The Mudcat Café TM
Thread #115862   Message #2488763
Posted By: Peter K (Fionn)
08-Nov-08 - 08:01 PM
Thread Name: BS: Teenager stoned: A Story, which beggars belief
Subject: RE: BS: A Story, which beggars belief
Somewhere in all this we perhaps need to reflect that different cultures are at different points along the "civilisation" curve. Three centuries ago there were public executions in Britain. Four centuries ago people were taken down from the gallows while still fully conscious, diesmbowelled and quartered. About 150 years ago Dickens described public executions in the states and how blacks were beaten and tormented in ways that no self-respecting individual in the US now would ever treat an animal. He was accustomed to different values.

Barbaric lynchings were still rife in some American states when the US in most other respects had reached a level of civilisation far, far in advance of where Somalia is now.

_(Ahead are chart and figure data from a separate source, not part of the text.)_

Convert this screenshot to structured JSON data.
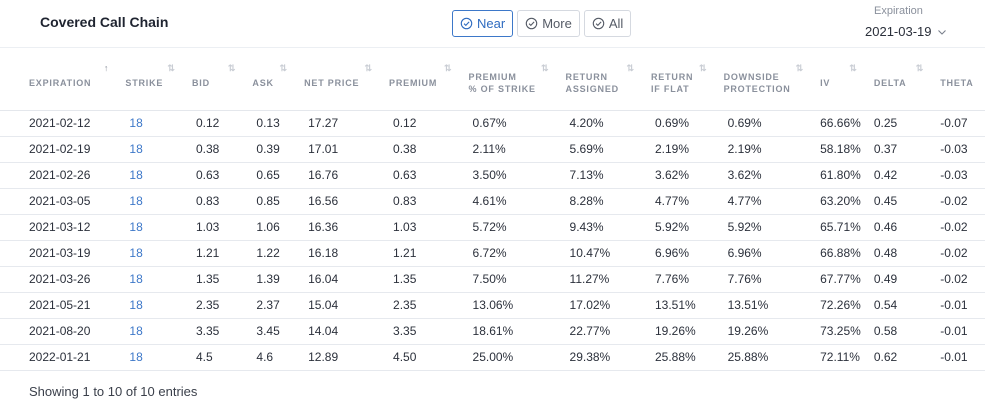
{
  "header": {
    "title": "Covered Call Chain",
    "buttons": [
      {
        "label": "Near",
        "active": true,
        "icon": "check-circle-icon"
      },
      {
        "label": "More",
        "active": false,
        "icon": "check-circle-icon"
      },
      {
        "label": "All",
        "active": false,
        "icon": "check-circle-icon"
      }
    ],
    "expiration_label": "Expiration",
    "expiration_value": "2021-03-19"
  },
  "table": {
    "columns": [
      {
        "label": "EXPIRATION",
        "sort": "↑"
      },
      {
        "label": "STRIKE",
        "sort": "⇅"
      },
      {
        "label": "BID",
        "sort": "⇅"
      },
      {
        "label": "ASK",
        "sort": "⇅"
      },
      {
        "label": "NET PRICE",
        "sort": "⇅"
      },
      {
        "label": "PREMIUM",
        "sort": "⇅"
      },
      {
        "label": "PREMIUM\n% OF STRIKE",
        "sort": "⇅"
      },
      {
        "label": "RETURN\nASSIGNED",
        "sort": "⇅"
      },
      {
        "label": "RETURN\nIF FLAT",
        "sort": "⇅"
      },
      {
        "label": "DOWNSIDE\nPROTECTION",
        "sort": "⇅"
      },
      {
        "label": "IV",
        "sort": "⇅"
      },
      {
        "label": "DELTA",
        "sort": "⇅"
      },
      {
        "label": "THETA",
        "sort": ""
      }
    ],
    "rows": [
      [
        "2021-02-12",
        "18",
        "0.12",
        "0.13",
        "17.27",
        "0.12",
        "0.67%",
        "4.20%",
        "0.69%",
        "0.69%",
        "66.66%",
        "0.25",
        "-0.07"
      ],
      [
        "2021-02-19",
        "18",
        "0.38",
        "0.39",
        "17.01",
        "0.38",
        "2.11%",
        "5.69%",
        "2.19%",
        "2.19%",
        "58.18%",
        "0.37",
        "-0.03"
      ],
      [
        "2021-02-26",
        "18",
        "0.63",
        "0.65",
        "16.76",
        "0.63",
        "3.50%",
        "7.13%",
        "3.62%",
        "3.62%",
        "61.80%",
        "0.42",
        "-0.03"
      ],
      [
        "2021-03-05",
        "18",
        "0.83",
        "0.85",
        "16.56",
        "0.83",
        "4.61%",
        "8.28%",
        "4.77%",
        "4.77%",
        "63.20%",
        "0.45",
        "-0.02"
      ],
      [
        "2021-03-12",
        "18",
        "1.03",
        "1.06",
        "16.36",
        "1.03",
        "5.72%",
        "9.43%",
        "5.92%",
        "5.92%",
        "65.71%",
        "0.46",
        "-0.02"
      ],
      [
        "2021-03-19",
        "18",
        "1.21",
        "1.22",
        "16.18",
        "1.21",
        "6.72%",
        "10.47%",
        "6.96%",
        "6.96%",
        "66.88%",
        "0.48",
        "-0.02"
      ],
      [
        "2021-03-26",
        "18",
        "1.35",
        "1.39",
        "16.04",
        "1.35",
        "7.50%",
        "11.27%",
        "7.76%",
        "7.76%",
        "67.77%",
        "0.49",
        "-0.02"
      ],
      [
        "2021-05-21",
        "18",
        "2.35",
        "2.37",
        "15.04",
        "2.35",
        "13.06%",
        "17.02%",
        "13.51%",
        "13.51%",
        "72.26%",
        "0.54",
        "-0.01"
      ],
      [
        "2021-08-20",
        "18",
        "3.35",
        "3.45",
        "14.04",
        "3.35",
        "18.61%",
        "22.77%",
        "19.26%",
        "19.26%",
        "73.25%",
        "0.58",
        "-0.01"
      ],
      [
        "2022-01-21",
        "18",
        "4.5",
        "4.6",
        "12.89",
        "4.50",
        "25.00%",
        "29.38%",
        "25.88%",
        "25.88%",
        "72.11%",
        "0.62",
        "-0.01"
      ]
    ]
  },
  "footer": {
    "entries_text": "Showing 1 to 10 of 10 entries"
  },
  "colors": {
    "accent": "#3d78c9",
    "header_text": "#8a909c"
  }
}
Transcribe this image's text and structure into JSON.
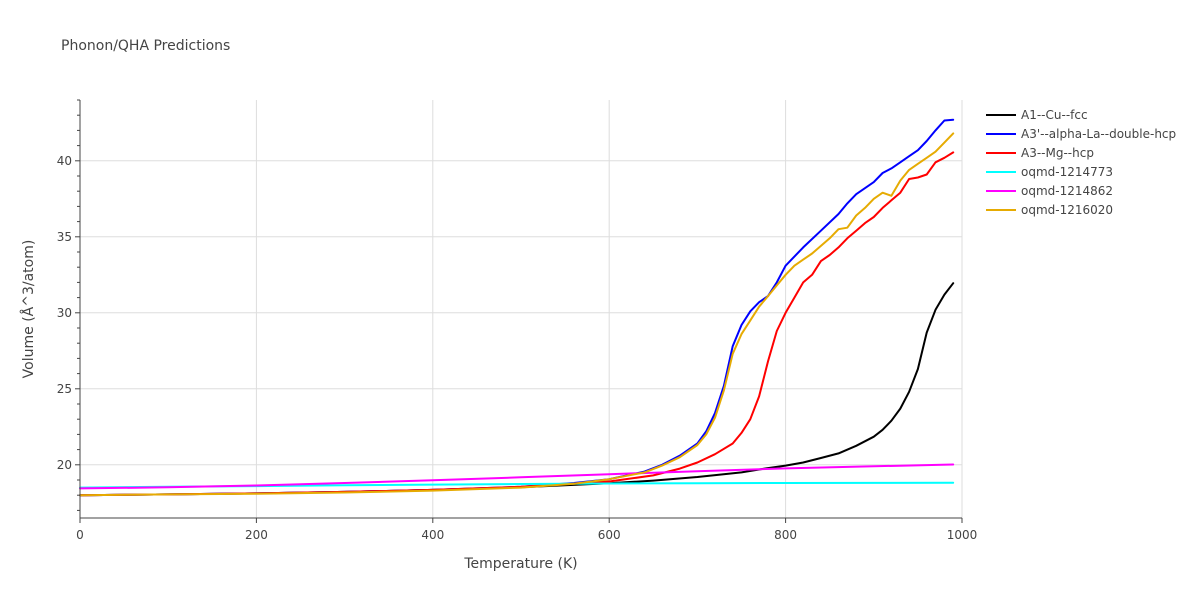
{
  "chart_data": {
    "type": "line",
    "title": "Phonon/QHA Predictions",
    "xlabel": "Temperature (K)",
    "ylabel": "Volume (Å^3/atom)",
    "xlim": [
      0,
      1000
    ],
    "ylim": [
      16.5,
      44
    ],
    "x_ticks": [
      0,
      200,
      400,
      600,
      800,
      1000
    ],
    "y_ticks": [
      20,
      25,
      30,
      35,
      40
    ],
    "grid": true,
    "legend_position": "right",
    "series": [
      {
        "name": "A1--Cu--fcc",
        "color": "#000000",
        "points": [
          [
            0,
            18.0
          ],
          [
            100,
            18.05
          ],
          [
            200,
            18.12
          ],
          [
            300,
            18.22
          ],
          [
            400,
            18.35
          ],
          [
            500,
            18.52
          ],
          [
            600,
            18.78
          ],
          [
            650,
            18.96
          ],
          [
            700,
            19.2
          ],
          [
            750,
            19.5
          ],
          [
            780,
            19.78
          ],
          [
            800,
            19.95
          ],
          [
            820,
            20.15
          ],
          [
            840,
            20.45
          ],
          [
            860,
            20.75
          ],
          [
            880,
            21.25
          ],
          [
            900,
            21.85
          ],
          [
            910,
            22.3
          ],
          [
            920,
            22.9
          ],
          [
            930,
            23.7
          ],
          [
            940,
            24.8
          ],
          [
            950,
            26.3
          ],
          [
            960,
            28.7
          ],
          [
            970,
            30.2
          ],
          [
            980,
            31.2
          ],
          [
            990,
            31.95
          ]
        ]
      },
      {
        "name": "A3'--alpha-La--double-hcp",
        "color": "#0000ff",
        "points": [
          [
            0,
            18.0
          ],
          [
            100,
            18.05
          ],
          [
            200,
            18.12
          ],
          [
            300,
            18.22
          ],
          [
            400,
            18.35
          ],
          [
            500,
            18.55
          ],
          [
            560,
            18.8
          ],
          [
            600,
            19.05
          ],
          [
            640,
            19.55
          ],
          [
            660,
            20.0
          ],
          [
            680,
            20.6
          ],
          [
            700,
            21.4
          ],
          [
            710,
            22.2
          ],
          [
            720,
            23.4
          ],
          [
            730,
            25.2
          ],
          [
            740,
            27.8
          ],
          [
            750,
            29.2
          ],
          [
            760,
            30.1
          ],
          [
            770,
            30.7
          ],
          [
            780,
            31.1
          ],
          [
            790,
            32.0
          ],
          [
            800,
            33.1
          ],
          [
            820,
            34.3
          ],
          [
            840,
            35.4
          ],
          [
            860,
            36.5
          ],
          [
            870,
            37.2
          ],
          [
            880,
            37.8
          ],
          [
            900,
            38.6
          ],
          [
            910,
            39.2
          ],
          [
            920,
            39.5
          ],
          [
            930,
            39.9
          ],
          [
            940,
            40.3
          ],
          [
            950,
            40.7
          ],
          [
            960,
            41.3
          ],
          [
            970,
            42.0
          ],
          [
            980,
            42.65
          ],
          [
            990,
            42.7
          ]
        ]
      },
      {
        "name": "A3--Mg--hcp",
        "color": "#ff0000",
        "points": [
          [
            0,
            18.0
          ],
          [
            100,
            18.05
          ],
          [
            200,
            18.12
          ],
          [
            300,
            18.22
          ],
          [
            400,
            18.35
          ],
          [
            500,
            18.55
          ],
          [
            600,
            18.9
          ],
          [
            650,
            19.3
          ],
          [
            680,
            19.75
          ],
          [
            700,
            20.15
          ],
          [
            720,
            20.7
          ],
          [
            740,
            21.4
          ],
          [
            750,
            22.1
          ],
          [
            760,
            23.0
          ],
          [
            770,
            24.5
          ],
          [
            780,
            26.8
          ],
          [
            790,
            28.8
          ],
          [
            800,
            30.0
          ],
          [
            810,
            31.0
          ],
          [
            820,
            32.0
          ],
          [
            830,
            32.5
          ],
          [
            840,
            33.4
          ],
          [
            850,
            33.8
          ],
          [
            860,
            34.3
          ],
          [
            870,
            34.9
          ],
          [
            880,
            35.4
          ],
          [
            890,
            35.9
          ],
          [
            900,
            36.3
          ],
          [
            910,
            36.9
          ],
          [
            920,
            37.4
          ],
          [
            930,
            37.9
          ],
          [
            940,
            38.8
          ],
          [
            950,
            38.9
          ],
          [
            960,
            39.1
          ],
          [
            970,
            39.9
          ],
          [
            980,
            40.2
          ],
          [
            990,
            40.55
          ]
        ]
      },
      {
        "name": "oqmd-1214773",
        "color": "#00ffff",
        "points": [
          [
            0,
            18.5
          ],
          [
            100,
            18.55
          ],
          [
            200,
            18.6
          ],
          [
            300,
            18.66
          ],
          [
            400,
            18.7
          ],
          [
            500,
            18.74
          ],
          [
            600,
            18.77
          ],
          [
            700,
            18.79
          ],
          [
            800,
            18.8
          ],
          [
            900,
            18.81
          ],
          [
            990,
            18.82
          ]
        ]
      },
      {
        "name": "oqmd-1214862",
        "color": "#ff00ff",
        "points": [
          [
            0,
            18.45
          ],
          [
            100,
            18.52
          ],
          [
            200,
            18.64
          ],
          [
            300,
            18.8
          ],
          [
            400,
            18.98
          ],
          [
            500,
            19.18
          ],
          [
            600,
            19.38
          ],
          [
            700,
            19.58
          ],
          [
            800,
            19.76
          ],
          [
            900,
            19.9
          ],
          [
            990,
            20.02
          ]
        ]
      },
      {
        "name": "oqmd-1216020",
        "color": "#e6ab02",
        "points": [
          [
            0,
            18.0
          ],
          [
            100,
            18.05
          ],
          [
            200,
            18.1
          ],
          [
            300,
            18.18
          ],
          [
            400,
            18.3
          ],
          [
            500,
            18.5
          ],
          [
            560,
            18.75
          ],
          [
            600,
            19.05
          ],
          [
            640,
            19.5
          ],
          [
            660,
            19.95
          ],
          [
            680,
            20.5
          ],
          [
            700,
            21.3
          ],
          [
            710,
            22.0
          ],
          [
            720,
            23.1
          ],
          [
            730,
            24.9
          ],
          [
            740,
            27.3
          ],
          [
            750,
            28.6
          ],
          [
            760,
            29.5
          ],
          [
            770,
            30.4
          ],
          [
            780,
            31.1
          ],
          [
            790,
            31.8
          ],
          [
            800,
            32.5
          ],
          [
            810,
            33.1
          ],
          [
            820,
            33.5
          ],
          [
            830,
            33.9
          ],
          [
            840,
            34.4
          ],
          [
            850,
            34.9
          ],
          [
            860,
            35.5
          ],
          [
            870,
            35.6
          ],
          [
            880,
            36.4
          ],
          [
            890,
            36.9
          ],
          [
            900,
            37.5
          ],
          [
            910,
            37.9
          ],
          [
            920,
            37.7
          ],
          [
            930,
            38.7
          ],
          [
            940,
            39.4
          ],
          [
            950,
            39.8
          ],
          [
            960,
            40.2
          ],
          [
            970,
            40.6
          ],
          [
            980,
            41.2
          ],
          [
            990,
            41.8
          ]
        ]
      }
    ]
  }
}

Some of the state executions in the US even in present times, usually performed in front of invited audiences, have been of a nature that would sicken many in Scandinavia and western Europe in much the way that Mick (and you're not the only one, Mick) have been sickened by the Somalia execution.

For centuries in India, the Hindu Brahmans required women to throw themselves on their husbands' funeral pyres or live out their widowhoods as slaves bereft of all human rights. Millions accepted suttee without question down the centuries, and when the British Empire banned it, women as well as men protested. Any mudcatter who thinks that he or she would have been the one to out against such entrenched abuse of women is living in Cloud Cuckoo Land.

Mick's post seemed out of place among the contributions around it. I would have thought there was little left to say about our horror at what happened in one specific outrage in Somalia. But anyone who wants to continue repeating it is of course free to do so. Others here have moved on from that to reflect on why these things happen and why setimes they even attract an element of popular support. Those who do not want to join this part of the discussion are under no obligation. Why should it bug them if others do? We are not likely to find answers if no-one is allowed to ask questions.